WordPress 7.0 beta 1 is available for testing ahead of the planned April 9, 2026 release. Do not use the beta on a production site; test it in a staging or local environment and install the WordPress Beta Tester plugin.
Quick summary
– Real-time collaboration engine is in development (not included in beta-1).
– Web Client AI API centralizes AI credential storage and integration points.
– Admin visual refresh with smoother view transitions and updated typography/colors.
– New Breadcrumbs and Icons blocks, Cover block video backgrounds, per-block custom CSS, responsive Grid, and pattern editing improvements.
– Visual revisions for Pages and client-side media processing for faster uploads.
– Developer-facing changes: Abilities API, always-iframed editor, PHP-only block registration, new UI primitives, CodeMirror update, and dropped PHP 7.2/7.3 support.
Admin visual refresh and view transitions
The dashboard gets a modern visual update: a new default color scheme, refreshed typography, and layout tweaks. Navigation between admin screens uses view transitions to avoid full reloads, giving a smoother, app-like feel and reducing visual jank.
Web Client AI API
A new Web Client AI API centralizes generative-AI access in the admin. It works with the Abilities API so users can securely store AI provider credentials, and it gives plugin and theme authors a standard way to build AI-driven features (content generation, summarization, admin automation) in the block editor.
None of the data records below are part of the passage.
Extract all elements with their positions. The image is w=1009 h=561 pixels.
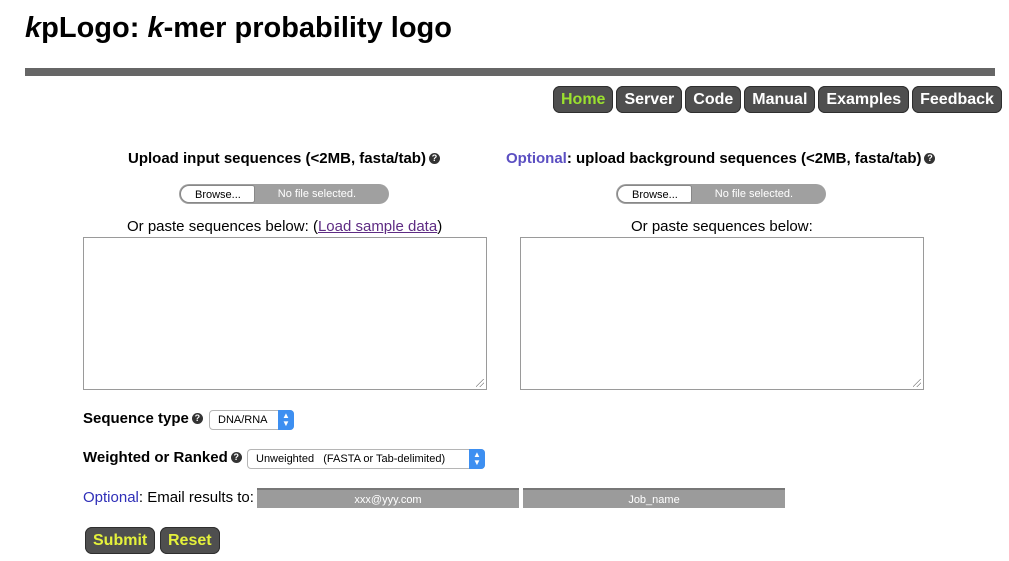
title-text-1: pLogo: bbox=[41, 12, 148, 44]
title-k-italic-2: k bbox=[147, 12, 164, 44]
job-name-field[interactable]: Job_name bbox=[523, 488, 785, 508]
optional-label: Optional bbox=[506, 150, 567, 167]
paste-prefix: Or paste sequences below: ( bbox=[127, 218, 318, 235]
top-nav: Home Server Code Manual Examples Feedbac… bbox=[553, 86, 1002, 113]
nav-manual-button[interactable]: Manual bbox=[744, 86, 816, 113]
help-icon[interactable]: ? bbox=[230, 452, 242, 463]
input-sequences-textarea[interactable] bbox=[83, 237, 487, 390]
reset-button[interactable]: Reset bbox=[160, 527, 220, 554]
paste-instructions: Or paste sequences below: (Load sample d… bbox=[127, 218, 442, 235]
sequence-type-select[interactable]: DNA/RNA ▲ ▼ bbox=[209, 410, 294, 430]
nav-examples-button[interactable]: Examples bbox=[818, 86, 910, 113]
weighted-select[interactable]: Unweighted (FASTA or Tab-delimited) ▲ ▼ bbox=[247, 449, 485, 469]
load-sample-link[interactable]: Load sample data bbox=[318, 218, 437, 235]
weighted-value: Unweighted (FASTA or Tab-delimited) bbox=[256, 453, 446, 465]
nav-home-button[interactable]: Home bbox=[553, 86, 614, 113]
resize-grip-icon[interactable] bbox=[913, 379, 921, 387]
email-field[interactable]: xxx@yyy.com bbox=[257, 488, 519, 508]
help-icon[interactable]: ? bbox=[428, 153, 440, 164]
weighted-row: Weighted or Ranked? bbox=[83, 449, 242, 466]
help-icon[interactable]: ? bbox=[924, 153, 936, 164]
paste-suffix: ) bbox=[437, 218, 443, 235]
header-divider bbox=[25, 68, 995, 76]
browse-button[interactable]: Browse... bbox=[180, 185, 255, 203]
paste-background-instructions: Or paste sequences below: bbox=[631, 218, 813, 235]
resize-grip-icon[interactable] bbox=[476, 379, 484, 387]
select-arrows-icon: ▲ ▼ bbox=[278, 410, 294, 430]
weighted-label: Weighted or Ranked bbox=[83, 449, 228, 466]
page-title: kpLogo: k-mer probability logo bbox=[25, 12, 452, 45]
background-sequences-textarea[interactable] bbox=[520, 237, 924, 390]
browse-button[interactable]: Browse... bbox=[617, 185, 692, 203]
help-icon[interactable]: ? bbox=[191, 413, 203, 424]
upload-background-label: : upload background sequences (<2MB, fas… bbox=[566, 150, 922, 167]
nav-server-button[interactable]: Server bbox=[616, 86, 683, 113]
submit-button[interactable]: Submit bbox=[85, 527, 156, 554]
nav-feedback-button[interactable]: Feedback bbox=[912, 86, 1002, 113]
nav-code-button[interactable]: Code bbox=[685, 86, 742, 113]
upload-input-heading: Upload input sequences (<2MB, fasta/tab)… bbox=[128, 150, 440, 167]
no-file-text: No file selected. bbox=[277, 188, 357, 200]
input-file-picker[interactable]: Browse... No file selected. bbox=[179, 184, 389, 204]
upload-background-heading: Optional: upload background sequences (<… bbox=[506, 150, 936, 167]
email-row: Optional: Email results to: bbox=[83, 489, 254, 506]
sequence-type-row: Sequence type? bbox=[83, 410, 203, 427]
upload-input-label: Upload input sequences (<2MB, fasta/tab) bbox=[128, 150, 426, 167]
email-label: : Email results to: bbox=[138, 489, 254, 506]
sequence-type-value: DNA/RNA bbox=[218, 414, 268, 426]
no-file-text: No file selected. bbox=[714, 188, 794, 200]
select-arrows-icon: ▲ ▼ bbox=[469, 449, 485, 469]
title-k-italic: k bbox=[25, 12, 42, 44]
background-file-picker[interactable]: Browse... No file selected. bbox=[616, 184, 826, 204]
sequence-type-label: Sequence type bbox=[83, 410, 189, 427]
email-optional-label: Optional bbox=[83, 489, 139, 506]
title-text-2: -mer probability logo bbox=[163, 12, 452, 44]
Real-time collaboration (in development)
A sync engine for simultaneous editing is actively being built but is not part of beta-1. If included in the final release, it would let multiple users edit the same post or page in real time, show inline comments and notes live, and support offline edits—similar to Google Docs. Its inclusion in 7.0 is not guaranteed.
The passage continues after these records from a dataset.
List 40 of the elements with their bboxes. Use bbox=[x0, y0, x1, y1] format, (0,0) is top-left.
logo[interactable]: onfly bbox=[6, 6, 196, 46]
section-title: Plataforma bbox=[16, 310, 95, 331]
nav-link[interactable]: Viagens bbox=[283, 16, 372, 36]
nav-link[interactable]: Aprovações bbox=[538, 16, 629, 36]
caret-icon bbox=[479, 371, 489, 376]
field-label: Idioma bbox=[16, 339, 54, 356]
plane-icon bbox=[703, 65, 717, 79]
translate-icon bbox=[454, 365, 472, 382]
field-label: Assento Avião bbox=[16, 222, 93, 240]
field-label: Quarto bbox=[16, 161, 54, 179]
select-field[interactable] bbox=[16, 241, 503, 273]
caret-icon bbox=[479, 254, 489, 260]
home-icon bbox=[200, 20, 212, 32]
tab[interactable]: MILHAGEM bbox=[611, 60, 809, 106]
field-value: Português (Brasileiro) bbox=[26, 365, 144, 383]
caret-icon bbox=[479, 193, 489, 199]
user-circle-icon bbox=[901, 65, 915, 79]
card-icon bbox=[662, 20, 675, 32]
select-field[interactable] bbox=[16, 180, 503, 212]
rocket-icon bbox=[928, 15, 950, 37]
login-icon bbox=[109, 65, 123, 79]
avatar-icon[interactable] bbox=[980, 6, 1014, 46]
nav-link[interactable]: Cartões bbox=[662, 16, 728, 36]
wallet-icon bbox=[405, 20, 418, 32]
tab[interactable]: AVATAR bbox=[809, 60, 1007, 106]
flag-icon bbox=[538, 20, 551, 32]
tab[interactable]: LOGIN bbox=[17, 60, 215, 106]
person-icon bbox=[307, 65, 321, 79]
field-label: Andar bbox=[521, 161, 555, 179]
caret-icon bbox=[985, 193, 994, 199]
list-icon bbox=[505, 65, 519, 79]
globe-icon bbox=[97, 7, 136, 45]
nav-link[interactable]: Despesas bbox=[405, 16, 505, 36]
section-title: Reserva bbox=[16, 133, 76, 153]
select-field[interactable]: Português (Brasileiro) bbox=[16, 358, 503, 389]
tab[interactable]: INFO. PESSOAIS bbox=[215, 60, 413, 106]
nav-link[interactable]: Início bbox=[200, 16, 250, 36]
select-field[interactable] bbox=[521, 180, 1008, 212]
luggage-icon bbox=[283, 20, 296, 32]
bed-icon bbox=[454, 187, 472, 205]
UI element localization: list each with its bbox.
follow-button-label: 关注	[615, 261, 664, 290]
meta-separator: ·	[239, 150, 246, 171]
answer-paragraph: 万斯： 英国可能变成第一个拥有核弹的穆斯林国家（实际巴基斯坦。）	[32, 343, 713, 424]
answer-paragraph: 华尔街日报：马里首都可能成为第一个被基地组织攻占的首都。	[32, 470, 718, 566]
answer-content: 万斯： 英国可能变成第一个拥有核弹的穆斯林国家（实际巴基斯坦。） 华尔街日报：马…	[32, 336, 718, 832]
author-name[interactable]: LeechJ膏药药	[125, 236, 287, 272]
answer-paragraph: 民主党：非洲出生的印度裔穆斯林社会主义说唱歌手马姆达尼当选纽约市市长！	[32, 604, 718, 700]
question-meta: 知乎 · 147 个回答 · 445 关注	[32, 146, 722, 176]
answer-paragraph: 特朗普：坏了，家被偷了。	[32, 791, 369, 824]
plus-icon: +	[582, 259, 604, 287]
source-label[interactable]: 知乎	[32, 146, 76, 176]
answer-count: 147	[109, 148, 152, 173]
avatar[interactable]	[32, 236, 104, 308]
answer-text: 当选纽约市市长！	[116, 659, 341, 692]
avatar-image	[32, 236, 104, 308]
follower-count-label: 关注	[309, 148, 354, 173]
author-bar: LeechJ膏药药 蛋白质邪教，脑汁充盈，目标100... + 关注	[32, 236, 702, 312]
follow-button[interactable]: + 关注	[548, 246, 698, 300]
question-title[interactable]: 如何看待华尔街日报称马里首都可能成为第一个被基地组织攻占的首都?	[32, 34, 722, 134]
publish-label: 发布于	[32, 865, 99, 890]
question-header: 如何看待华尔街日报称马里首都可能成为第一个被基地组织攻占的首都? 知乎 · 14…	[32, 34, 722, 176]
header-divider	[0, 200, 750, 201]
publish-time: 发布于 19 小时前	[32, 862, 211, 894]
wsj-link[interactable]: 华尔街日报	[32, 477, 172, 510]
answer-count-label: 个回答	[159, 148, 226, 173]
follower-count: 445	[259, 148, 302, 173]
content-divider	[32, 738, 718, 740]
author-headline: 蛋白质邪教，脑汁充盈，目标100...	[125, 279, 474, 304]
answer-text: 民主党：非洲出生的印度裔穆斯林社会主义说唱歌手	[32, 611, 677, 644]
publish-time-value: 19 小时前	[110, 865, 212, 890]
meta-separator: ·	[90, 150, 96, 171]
Visual revisions for Pages
Revisions for Pages become visual: you can compare rendered layouts, images, and content using side-by-side or highlighted views and restore previous versions with a click. This helps recover complex visual elements (galleries, pricing blocks) more reliably. Visual revisions for posts are still planned for the future.
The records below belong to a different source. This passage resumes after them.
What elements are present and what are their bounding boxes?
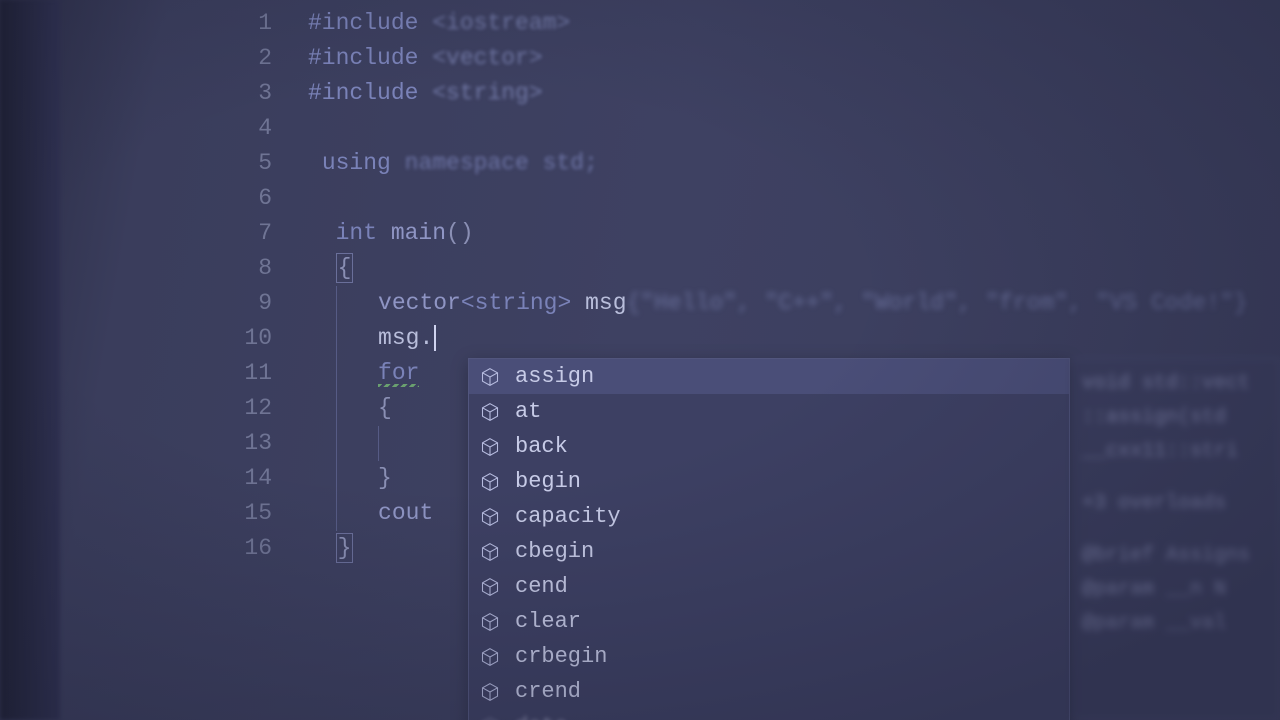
autocomplete-label: capacity [515, 504, 621, 529]
doc-signature: ::assign(std [1082, 401, 1269, 435]
autocomplete-label: data [515, 714, 568, 720]
line-number: 13 [180, 426, 308, 461]
autocomplete-item[interactable]: clear [469, 604, 1069, 639]
autocomplete-label: at [515, 399, 541, 424]
method-icon [479, 506, 501, 528]
code-line[interactable]: 8 { [180, 251, 1280, 286]
method-icon [479, 681, 501, 703]
code-line[interactable]: 5 using namespace std; [180, 146, 1280, 181]
method-icon [479, 366, 501, 388]
autocomplete-popup[interactable]: assign at back begin capacity cbegin cend clear… [468, 358, 1070, 720]
brace-match: } [336, 533, 354, 563]
line-number: 15 [180, 496, 308, 531]
method-icon [479, 471, 501, 493]
line-number: 14 [180, 461, 308, 496]
autocomplete-label: cbegin [515, 539, 594, 564]
line-number: 3 [180, 76, 308, 111]
line-number: 1 [180, 6, 308, 41]
autocomplete-doc-panel: void std::vect ::assign(std __cxx11::str… [1072, 358, 1280, 720]
autocomplete-item[interactable]: assign [469, 359, 1069, 394]
doc-signature: __cxx11::stri [1082, 435, 1269, 469]
method-icon [479, 716, 501, 720]
method-icon [479, 541, 501, 563]
line-number: 8 [180, 251, 308, 286]
monitor-bezel [0, 0, 60, 720]
line-number: 7 [180, 216, 308, 251]
autocomplete-label: crbegin [515, 644, 607, 669]
doc-signature: void std::vect [1082, 367, 1269, 401]
code-line[interactable]: 10 msg. [180, 321, 1280, 356]
line-number: 12 [180, 391, 308, 426]
autocomplete-label: clear [515, 609, 581, 634]
code-line[interactable]: 3 #include <string> [180, 76, 1280, 111]
method-icon [479, 576, 501, 598]
line-number: 9 [180, 286, 308, 321]
line-number: 6 [180, 181, 308, 216]
autocomplete-item[interactable]: capacity [469, 499, 1069, 534]
autocomplete-item[interactable]: data [469, 709, 1069, 720]
doc-param: @param __val [1082, 607, 1269, 641]
autocomplete-label: crend [515, 679, 581, 704]
method-icon [479, 436, 501, 458]
doc-param: @param __n N [1082, 573, 1269, 607]
text-cursor [434, 325, 436, 351]
autocomplete-item[interactable]: at [469, 394, 1069, 429]
line-number: 2 [180, 41, 308, 76]
autocomplete-label: begin [515, 469, 581, 494]
code-line[interactable]: 2 #include <vector> [180, 41, 1280, 76]
autocomplete-item[interactable]: begin [469, 464, 1069, 499]
autocomplete-label: back [515, 434, 568, 459]
method-icon [479, 646, 501, 668]
autocomplete-label: assign [515, 364, 594, 389]
line-number: 10 [180, 321, 308, 356]
autocomplete-item[interactable]: crbegin [469, 639, 1069, 674]
method-icon [479, 401, 501, 423]
doc-brief: @brief Assigns [1082, 539, 1269, 573]
code-line[interactable]: 6 [180, 181, 1280, 216]
code-line[interactable]: 1 #include <iostream> [180, 6, 1280, 41]
code-line[interactable]: 9 vector<string> msg{"Hello", "C++", "Wo… [180, 286, 1280, 321]
line-number: 11 [180, 356, 308, 391]
line-number: 16 [180, 531, 308, 566]
line-number: 4 [180, 111, 308, 146]
autocomplete-item[interactable]: crend [469, 674, 1069, 709]
code-line[interactable]: 4 [180, 111, 1280, 146]
line-number: 5 [180, 146, 308, 181]
autocomplete-item[interactable]: back [469, 429, 1069, 464]
editor-viewport: 1 #include <iostream> 2 #include <vector… [0, 0, 1280, 720]
code-line[interactable]: 7 int main() [180, 216, 1280, 251]
doc-overloads: +3 overloads [1082, 487, 1269, 521]
autocomplete-item[interactable]: cbegin [469, 534, 1069, 569]
brace-match: { [336, 253, 354, 283]
autocomplete-label: cend [515, 574, 568, 599]
method-icon [479, 611, 501, 633]
autocomplete-item[interactable]: cend [469, 569, 1069, 604]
Cover block video backgrounds
The Cover block now supports video backgrounds via URL or upload. That enables looping hero sections with overlays (text, buttons) using core blocks—no extra plugin required.
Navigation block overlays and improvements
Mobile navigation gets better overlay options and template-part support. Menus can use customizable overlays and breakpoint-aware show/hide behaviors, producing consistent mobile hamburger menus without custom CSS media queries.
New Breadcrumbs and Icons blocks
Core now includes Breadcrumbs and Icons blocks. Breadcrumbs enhance navigation hierarchy and SEO and respect theme.json styling. The Icons block inserts and customizes SVG icons (color, size, background) from a pragmatic built-in set.
Per-block instance custom CSS
You can now add custom CSS to individual block instances from the block sidebar Advanced panel (not just a class name). This allows targeted styling—like changing a single button’s shadow—without child themes or complex selectors.
Pattern editing modes
Pattern-level editing modes add clarity: Spotlight mode isolates pattern content and dims the rest of the page, while an Isolated Editor mode supports editing synced patterns and template parts more safely and predictably.
Responsive Grid block and heading variations
The Grid block improves responsiveness by adapting layouts across screen sizes automatically. Heading levels (H1–H6) are exposed as block variations with quick-access controls in the toolbar and sidebar for faster structural changes.
Font Library for all themes
The Font Library UI is now available to all themes (not just block themes). Editors can browse Google Fonts, upload local fonts, and manage font collections regardless of the active theme.
Client-side media processing
Image resizing and compression can happen in the browser before upload. This reduces server load, improves upload reliability on slow connections, and supports modern image formats—helpful for performance-sensitive hosts.
Developer and performance changes
Key technical updates include:
– Abilities API and a standardized client-side registry for capabilities, improved command palette, and better search/filter support.
– Always-iframed post editor to keep the editor isolated from theme styles.
– PHP-only block registration: server-side block/pattern generation that auto-registers with the Block API and creates inspector controls.
– New UI primitives and components (dropdowns, tooltips, fieldsets) for consistent developer tooling.
– CodeMirror updated to 5.65.40 for improved editor extensibility.
– Minimum supported PHP increased: PHP 7.2 and 7.3 support dropped—update hosting environments before upgrading.
Conclusion and testing guidance
WordPress 7.0 advances the admin toward a more app-like experience and adds foundations for AI integrations and collaboration. Standout items are the Web Client AI API, visual Page revisions, per-block CSS, video backgrounds, and client-side media processing. Test features on staging or locally with the beta tester plugin; wait for the stable release for production sites and ensure your server meets the updated PHP requirements.